46.   nodigt milieuverenigingen, de van de zee afhankelijke economische sectoren, culturele organisaties, de wetenschappelijke gemeenschap, burgerlijke entiteiten en lokale inwoners uit om aan alle etappen van projecten deel te nemen, waaronder inbegrepen hun monitoring achteraf, teneinde de duurzaamheid van zulke projecten op de lange termijn te garanderen;

47.   verzoekt tot slot de Commissie om regelmatig te controleren in welke mate gemeenschapsfinanciering voor kustgebieden bijdraagt tot regionale ontwikkeling van deze gebieden, met de bedoeling om goede werkwijzen te verspreiden en partnerschapsnetwerken tussen de verschillende betrokkenen te steunen via een observatorium voor duurzaam kusttoerisme;

48.   verzoekt zijn Voorzitter deze resolutie te doen toekomen aan de Raad, de Commissie, de regeringen en parlementen van de lidstaten en het Comité van de Regio's.

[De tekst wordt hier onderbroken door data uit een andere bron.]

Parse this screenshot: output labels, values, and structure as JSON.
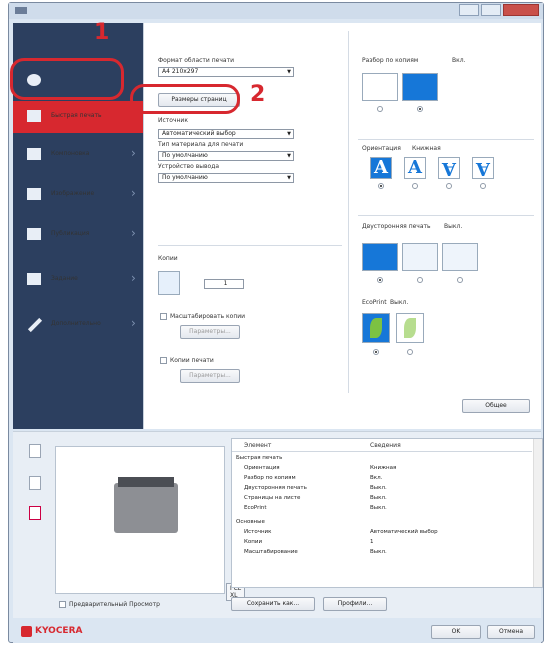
{
  "sidebar": {
    "items": [
      {
        "label": "",
        "icon": "star-icon"
      },
      {
        "label": "Быстрая печать",
        "icon": "print-icon"
      },
      {
        "label": "Компоновка",
        "icon": "layout-icon"
      },
      {
        "label": "Изображение",
        "icon": "image-icon"
      },
      {
        "label": "Публикация",
        "icon": "book-icon"
      },
      {
        "label": "Задание",
        "icon": "job-icon"
      },
      {
        "label": "Дополнительно",
        "icon": "arrow-icon"
      }
    ]
  },
  "main": {
    "print_size_label": "Формат области печати",
    "print_size_value": "A4 210x297",
    "page_size_button": "Размеры страниц",
    "source_label": "Источник",
    "source_value": "Автоматический выбор",
    "media_label": "Тип материала для печати",
    "media_value": "По умолчанию",
    "output_label": "Устройство вывода",
    "output_value": "По умолчанию",
    "copies_label": "Копии",
    "copies_value": "1",
    "scale_label": "Масштабировать копии",
    "scale_button": "Параметры...",
    "watermark_label": "Копии печати",
    "watermark_button": "Параметры...",
    "collate_label": "Разбор по копиям",
    "collate_value": "Вкл.",
    "orientation_label": "Ориентация",
    "orientation_value": "Книжная",
    "duplex_label": "Двусторонняя печать",
    "duplex_value": "Выкл.",
    "ecoprint_label": "EcoPrint",
    "ecoprint_value": "Выкл.",
    "apply_button": "Общее"
  },
  "annotations": {
    "one": "1",
    "two": "2"
  },
  "summary": {
    "col_item": "Элемент",
    "col_value": "Сведения",
    "rows": [
      {
        "k": "Быстрая печать",
        "v": ""
      },
      {
        "k": "Ориентация",
        "v": "Книжная"
      },
      {
        "k": "Разбор по копиям",
        "v": "Вкл."
      },
      {
        "k": "Двусторонняя печать",
        "v": "Выкл."
      },
      {
        "k": "Страницы на листе",
        "v": "Выкл."
      },
      {
        "k": "EcoPrint",
        "v": "Выкл."
      },
      {
        "k": "Основные",
        "v": ""
      },
      {
        "k": "Источник",
        "v": "Автоматический выбор"
      },
      {
        "k": "Копии",
        "v": "1"
      },
      {
        "k": "Масштабирование",
        "v": "Выкл."
      }
    ]
  },
  "bottom": {
    "pcl_label": "PCL XL",
    "preview_checkbox": "Предварительный Просмотр",
    "save_button": "Сохранить как...",
    "profile_button": "Профили..."
  },
  "footer": {
    "logo": "KYOCERA",
    "ok_button": "OK",
    "cancel_button": "Отмена"
  }
}
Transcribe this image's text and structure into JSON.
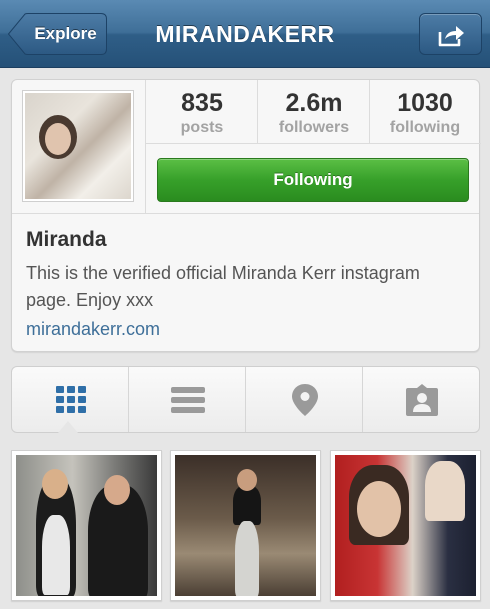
{
  "nav": {
    "back_label": "Explore",
    "title": "MIRANDAKERR",
    "share_icon": "share-icon"
  },
  "profile": {
    "stats": [
      {
        "value": "835",
        "label": "posts"
      },
      {
        "value": "2.6m",
        "label": "followers"
      },
      {
        "value": "1030",
        "label": "following"
      }
    ],
    "follow_button": "Following",
    "name": "Miranda",
    "bio": "This is the verified official Miranda Kerr instagram page. Enjoy xxx",
    "website": "mirandakerr.com"
  },
  "tabs": [
    {
      "icon": "grid-icon",
      "active": true
    },
    {
      "icon": "list-icon",
      "active": false
    },
    {
      "icon": "map-pin-icon",
      "active": false
    },
    {
      "icon": "tagged-user-icon",
      "active": false
    }
  ],
  "colors": {
    "nav_blue": "#3f6f98",
    "follow_green": "#37a02a",
    "link_blue": "#3e6f99",
    "active_tab": "#2f6fa8"
  }
}
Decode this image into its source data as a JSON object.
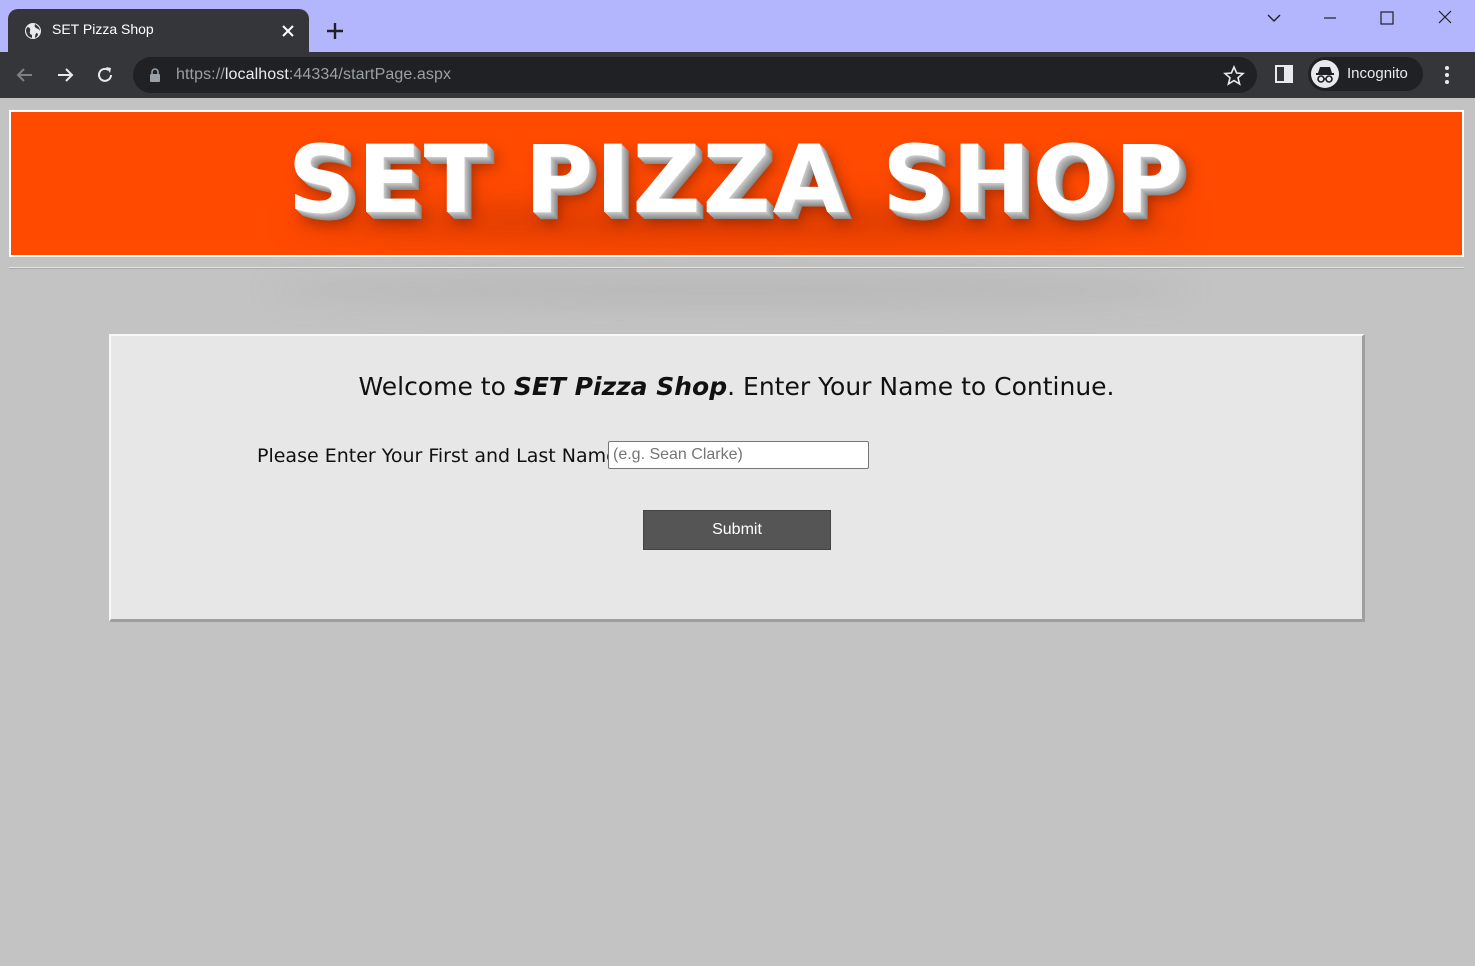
{
  "browser": {
    "tab_title": "SET Pizza Shop",
    "url_scheme": "https://",
    "url_host": "localhost",
    "url_rest": ":44334/startPage.aspx",
    "profile_label": "Incognito",
    "titlebar_color": "#b3b5fd",
    "toolbar_color": "#35363a"
  },
  "header": {
    "title": "SET PIZZA SHOP",
    "background_color": "#ff4a00"
  },
  "form": {
    "welcome_prefix": "Welcome to ",
    "welcome_brand": "SET Pizza Shop",
    "welcome_suffix": ". Enter Your Name to Continue.",
    "name_label": "Please Enter Your First and Last Name",
    "name_placeholder": "(e.g. Sean Clarke)",
    "name_value": "",
    "submit_label": "Submit"
  },
  "icons": {
    "tab": "globe-icon",
    "close_tab": "close-icon",
    "new_tab": "plus-icon",
    "back": "arrow-left-icon",
    "forward": "arrow-right-icon",
    "reload": "reload-icon",
    "lock": "lock-icon",
    "bookmark": "star-icon",
    "side_panel": "side-panel-icon",
    "incognito": "incognito-icon",
    "menu": "kebab-menu-icon"
  }
}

(1)  PB L 210 van 31.7.2006, blz. 1.

(2)  PB L 210 van 31.7.2006, blz. 19.

(3)  PB L 97 van 9.4.2008, blz. 1.

(4)  PB L 210 van 31.7.2006, blz. 25.

(5)  PB L 164 van 25.6.2008, blz. 19.

(6)  PB L 412 van 30.12.2006, blz. 1.

(7)  Aangenomen teksten, P6_TA(2008)0517.

(8)  PB C 297 E van 20.11.2008, blz. 184.

(9)  Aangenomen teksten, P6_TA(2008)0213.